The Manager and the Management Company grant to such Attorneys-in-fact full power and authority to do and perform any and every act and thing in compliance with each such Granted Authority whatsoever requisite, necessary, or proper to be done in the exercise of any of the rights and powers herein granted, as fully to all intents and purposes as the Manager or Management Company might or could do if personally present, with full power of substitution or revocation, hereby ratifying and confirming all that such Attorney-in-fact, or such Attorney-in-fact's substitute or substitutes, has done in the past and shall lawfully do or cause to be done by virtue of this power of attorney and the rights and powers herein granted.

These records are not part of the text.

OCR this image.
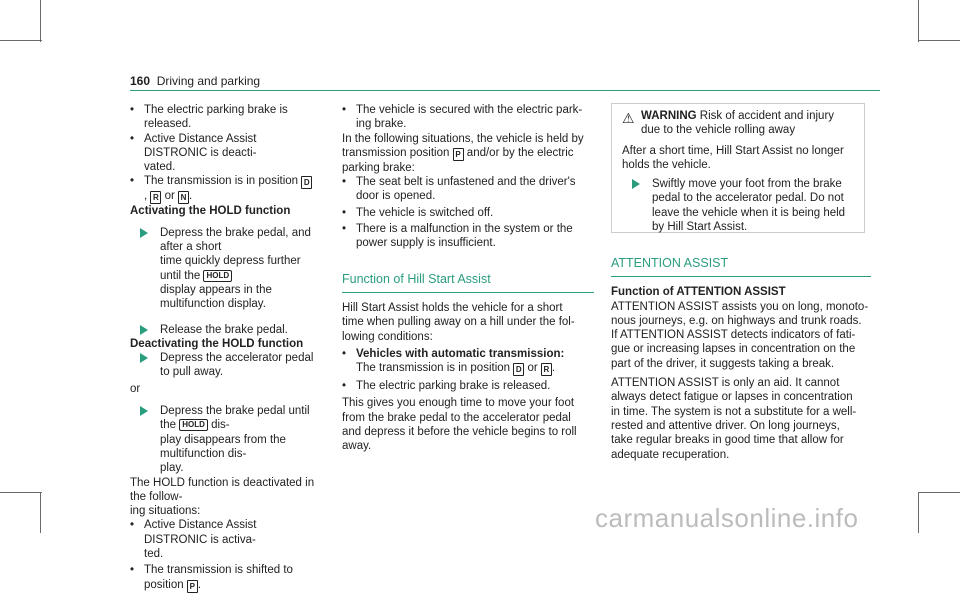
160 Driving and parking

• The electric parking brake is released.

• Active Distance Assist DISTRONIC is deacti-
vated.

• The transmission is in position D, R or N .

Activating the HOLD function

Depress the brake pedal, and after a short
time quickly depress further until the HOLD
display appears in the multifunction display.

Release the brake pedal.

Deactivating the HOLD function

Depress the accelerator pedal to pull away.

or

Depress the brake pedal until the HOLD dis-
play disappears from the multifunction dis-
play.

The HOLD function is deactivated in the follow-
ing situations:

• Active Distance Assist DISTRONIC is activa-
ted.

• The transmission is shifted to position P .

• The vehicle is secured with the electric park-
ing brake.

In the following situations, the vehicle is held by
transmission position P and/or by the electric
parking brake:

• The seat belt is unfastened and the driver's
door is opened.

• The vehicle is switched off.

• There is a malfunction in the system or the
power supply is insufficient.

Function of Hill Start Assist

Hill Start Assist holds the vehicle for a short
time when pulling away on a hill under the fol-
lowing conditions:

• Vehicles with automatic transmission:
The transmission is in position D or R .

• The electric parking brake is released.

This gives you enough time to move your foot
from the brake pedal to the accelerator pedal
and depress it before the vehicle begins to roll
away.

⚠ WARNING Risk of accident and injury
due to the vehicle rolling away

After a short time, Hill Start Assist no longer
holds the vehicle.

Swiftly move your foot from the brake
pedal to the accelerator pedal. Do not
leave the vehicle when it is being held
by Hill Start Assist.

ATTENTION ASSIST

Function of ATTENTION ASSIST

ATTENTION ASSIST assists you on long, monoto-
nous journeys, e.g. on highways and trunk roads.
If ATTENTION ASSIST detects indicators of fati-
gue or increasing lapses in concentration on the
part of the driver, it suggests taking a break.

ATTENTION ASSIST is only an aid. It cannot
always detect fatigue or lapses in concentration
in time. The system is not a substitute for a well-
rested and attentive driver. On long journeys,
take regular breaks in good time that allow for
adequate recuperation.

carmanualsonline.info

All power and authorities granted under this power of attorney are revocable by the Manager and Management Company upon one week’s notice delivered to the Attorneys-in-fact by written communication, including but not limited to personal delivery, mail, or electronic transmission. The foregoing power of attorney is coupled with an interest and shall survive and shall not be affected by the subsequent death, disability or incapacity of the Manager.
Miscellaneous
Notices must be in writing and are deemed given when delivered in person, by email, by overnight mail, or three days after mailing via certified mail.
The AngelList Management Company and GP Entity Administration Terms are governed by the laws of Delaware.
All disputes shall be resolved by binding arbitration before a JAMS arbitrator in San Francisco, CA, under JAMS Comprehensive Arbitration Rules. By agreeing to arbitration, the Parties waive rights to jury trials, appeals, and some procedural protections. Judgment may be entered in any court with jurisdiction. The prevailing party is entitled to costs and attorneys’ fees.
If any part of these AngelList Management Company and GP Entity Administration Terms is found invalid or unenforceable, it will be severed. Modifications must be in writing and signed.
These AngelList Management Company and GP Entity Administration Terms, the Master Services Agreement, and any Customer Agreement for the provision of Management Company Administration Services are the entire agreement regarding the Management Company Services and supersedes prior understandings.
These AngelList Management Company and GP Entity Administration Terms are binding upon and inure to the benefit of the Parties and their successors or assigns.
AngelList reserves the right, at our sole discretion, to modify, update, or replace these AngelList Management Company and GP Entity Administration Terms at any time. Such changes will become effective upon providing notice to you, which may include posting the updated AngelList Management Company and GP Entity Administration Terms on our website or through other appropriate communication channels. Your continued use of our services after the effective date of any changes constitutes your acceptance of the revised AngelList Management Company and GP Entity Administration Terms.